なぜ「タダ同然」で食べられるのか? 日本の未来を救う2つの定食屋
つらいことのあった日も、家族みんなで食卓を囲み他愛のない話をしているうちに自然と笑顔になっていたー。かつての日本はそんな日常が当たり前でした。しかし、独身、共働き、シングルマザー(ファザー)などが急増し貧困化が進む日本で、今までの「普通」は失われつつあります。「テレビ東京『カンブリア宮殿』
(mine)」は、放送内容を読むだけで分かるようにテキスト化して配信。「誰かと一緒に美味しいものを食べる時間」を守るべく奮闘する2人の女性が思い描く理想の未来とは?
絶品定食がタダ?~ユニークすぎる都心の食堂外食激戦区の東京・神保町。あるビルの地下に気になる店がある。
店の入り口の脇には「ただめし券」なるものが貼ってある。やってきた若者がくい入るように見つめ、1枚剥がして中に入っていった。

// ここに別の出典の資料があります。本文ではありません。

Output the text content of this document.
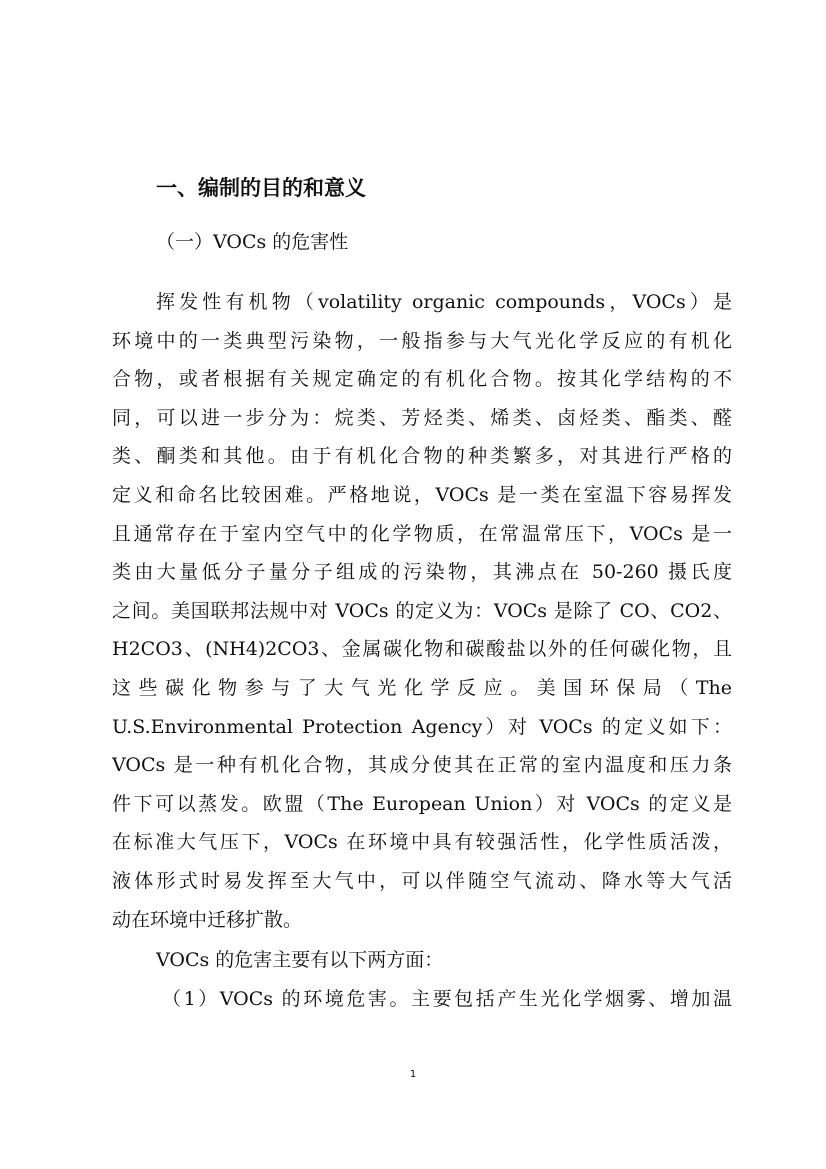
一、编制的目的和意义
（一）VOCs 的危害性
挥发性有机物（volatility organic compounds，VOCs）是
环境中的一类典型污染物，一般指参与大气光化学反应的有机化
合物，或者根据有关规定确定的有机化合物。按其化学结构的不
同，可以进一步分为：烷类、芳烃类、烯类、卤烃类、酯类、醛
类、酮类和其他。由于有机化合物的种类繁多，对其进行严格的
定义和命名比较困难。严格地说，VOCs 是一类在室温下容易挥发
且通常存在于室内空气中的化学物质，在常温常压下，VOCs 是一
类由大量低分子量分子组成的污染物，其沸点在 50-260 摄氏度
之间。美国联邦法规中对 VOCs 的定义为：VOCs 是除了 CO、CO2、
H2CO3、(NH4)2CO3、金属碳化物和碳酸盐以外的任何碳化物，且
这些碳化物参与了大气光化学反应。美国环保局（The
U.S.Environmental Protection Agency）对 VOCs 的定义如下：
VOCs 是一种有机化合物，其成分使其在正常的室内温度和压力条
件下可以蒸发。欧盟（The European Union）对 VOCs 的定义是
在标准大气压下，VOCs 在环境中具有较强活性，化学性质活泼，
液体形式时易发挥至大气中，可以伴随空气流动、降水等大气活
动在环境中迁移扩散。
VOCs 的危害主要有以下两方面：
（1）VOCs 的环境危害。主要包括产生光化学烟雾、增加温
1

席に着くと、何も注文していないのにお盆が出てきた。定食だ。メインのおかずは肉厚のタラを使った黒酢あんかけ。若者はお腹が減っていたのかモリモリと平らげていく。そして食べ終わると、先ほど剥がした券の裏に何やら書き込み始めた。
「給料日当日ですが、もらえるのは夕方なので助かりました。ありがとうございます!」
店の名前は未来食堂。「ただめし券」を使えば誰でもタダで定食が食べられる不思議な店だ。実際に取材中、何人もの人たちがただ飯を食べていった。経営は大丈夫なのだろうか。

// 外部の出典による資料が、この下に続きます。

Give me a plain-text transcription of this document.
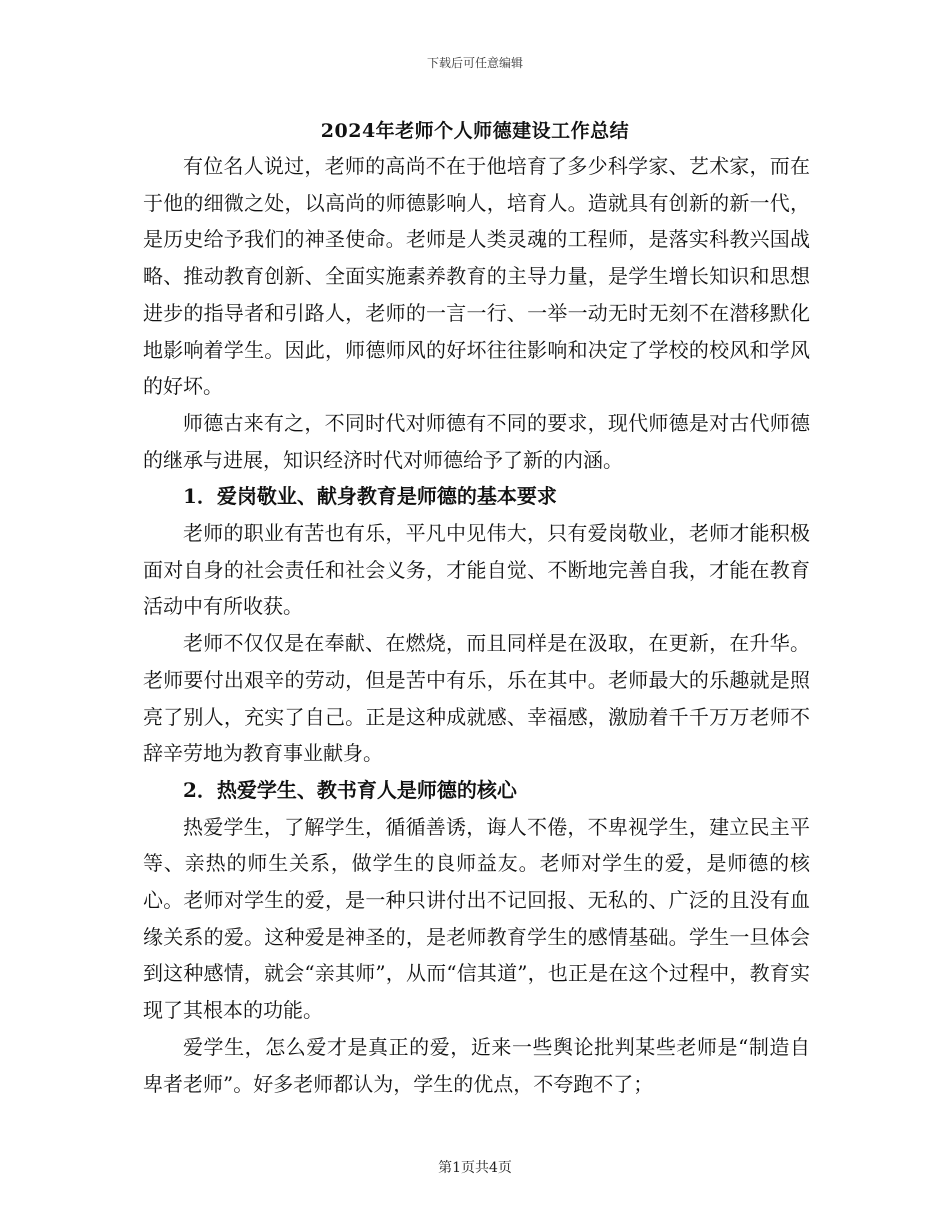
下载后可任意编辑
2024年老师个人师德建设工作总结

有位名人说过，老师的高尚不在于他培育了多少科学家、艺术家，而在于他的细微之处，以高尚的师德影响人，培育人。造就具有创新的新一代，是历史给予我们的神圣使命。老师是人类灵魂的工程师，是落实科教兴国战略、推动教育创新、全面实施素养教育的主导力量，是学生增长知识和思想进步的指导者和引路人，老师的一言一行、一举一动无时无刻不在潜移默化地影响着学生。因此，师德师风的好坏往往影响和决定了学校的校风和学风的好坏。

师德古来有之，不同时代对师德有不同的要求，现代师德是对古代师德的继承与进展，知识经济时代对师德给予了新的内涵。

1．爱岗敬业、献身教育是师德的基本要求

老师的职业有苦也有乐，平凡中见伟大，只有爱岗敬业，老师才能积极面对自身的社会责任和社会义务，才能自觉、不断地完善自我，才能在教育活动中有所收获。

老师不仅仅是在奉献、在燃烧，而且同样是在汲取，在更新，在升华。老师要付出艰辛的劳动，但是苦中有乐，乐在其中。老师最大的乐趣就是照亮了别人，充实了自己。正是这种成就感、幸福感，激励着千千万万老师不辞辛劳地为教育事业献身。

2．热爱学生、教书育人是师德的核心

热爱学生，了解学生，循循善诱，诲人不倦，不卑视学生，建立民主平等、亲热的师生关系，做学生的良师益友。老师对学生的爱，是师德的核心。老师对学生的爱，是一种只讲付出不记回报、无私的、广泛的且没有血缘关系的爱。这种爱是神圣的，是老师教育学生的感情基础。学生一旦体会到这种感情，就会“亲其师”，从而“信其道”，也正是在这个过程中，教育实现了其根本的功能。

爱学生，怎么爱才是真正的爱，近来一些舆论批判某些老师是“制造自卑者老师”。好多老师都认为，学生的优点，不夸跑不了；

第1页共4页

未来食堂はホームページで毎月の収支を公開している。売上げから原価を引いた粗利は80万円前後。毎月しっかり利益を出している。オープンして2年、未来食堂はただ飯を振る舞いながら黒字を出し続けていた。
未来食堂のメニューは900円の日替わり定食、一品だけ。この日は隠し味に醤油を入れた和風デミグラスソースの煮込みハンバーグ。家庭的な料理の小鉢もついてくる。
入口の向こうからお客がやってくるのを見た店主の小林せかい(32)は、すぐさま盛り付けを指示。メニューが日替わり一品だけなので、あっという間に出せる。このスピードが大きな武器。ランチタイムは多い時で7回転。高い回転率で利益を出している。

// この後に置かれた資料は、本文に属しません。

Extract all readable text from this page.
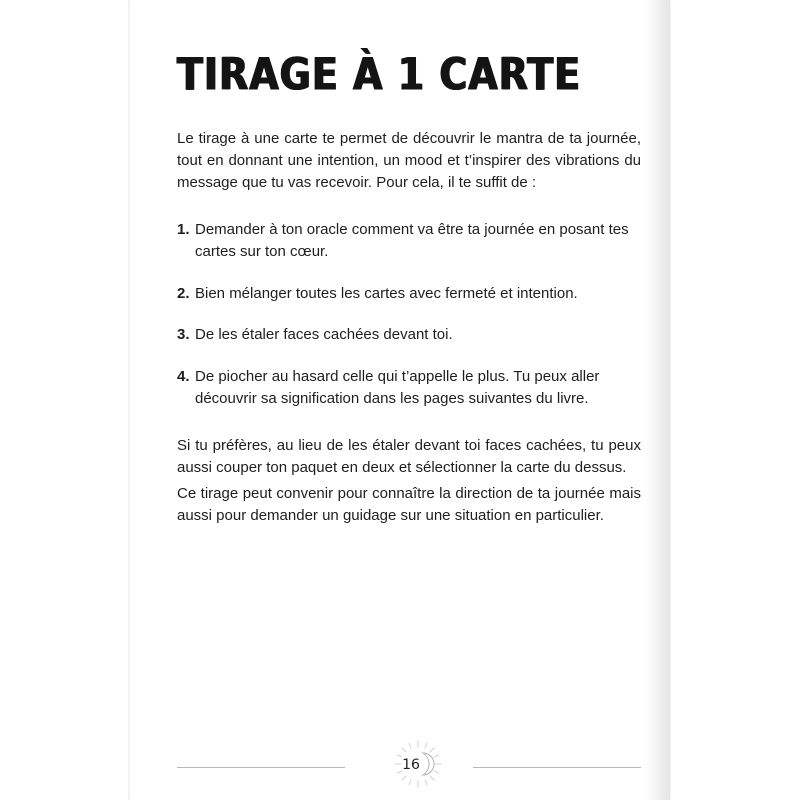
TIRAGE À 1 CARTE

Le tirage à une carte te permet de découvrir le mantra de ta journée, tout en donnant une intention, un mood et t’inspirer des vibrations du message que tu vas recevoir. Pour cela, il te suffit de :

1. Demander à ton oracle comment va être ta journée en posant tes cartes sur ton cœur.

2. Bien mélanger toutes les cartes avec fermeté et intention.

3. De les étaler faces cachées devant toi.

4. De piocher au hasard celle qui t’appelle le plus. Tu peux aller découvrir sa signification dans les pages suivantes du livre.

Si tu préfères, au lieu de les étaler devant toi faces cachées, tu peux aussi couper ton paquet en deux et sélectionner la carte du dessus.

Ce tirage peut convenir pour connaître la direction de ta journée mais aussi pour demander un guidage sur une situation en particulier.

16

「お客様のオーダーを取る時間が節約できるし、食材のロスも少なくなります」(小林)
未来食堂には他にも不思議な光景が。食事を終えた「自分も飲食店をやっている」と言う男性客。するといきなり頭に手ぬぐいを巻いて厨房に入っていった。始めたのは皿洗いのお手伝いだ。別の女性も食事を終えると厨房に立った。彼女の本職は歯科医。アルバイトではなくお手伝い。「賃金が発生しているわけではありません」と言う。
実はこれも未来食堂の大きな特徴の一つ、「まかない」と呼ばれるシステムだ。お客は店の仕事を50分間手伝うと、一食タダになるチケットがもらえる。これが先ほどの「ただめし券」。この券は自分で使って食べてもいいが、入り口の脇のボードに貼り付けてもいい。「困っている誰か」にプレゼントできるのだ。
実際に使われた「ただめし券」には、「お財布にお金が入ってなかったです。未来食堂でよかった、まかないしにきます」「3日食事してなかったので、すごい食べました。ありがとうございます」といったメッセージが。今、困っている人を受け入れる食堂を作りたい。これが未来食堂の原点だ。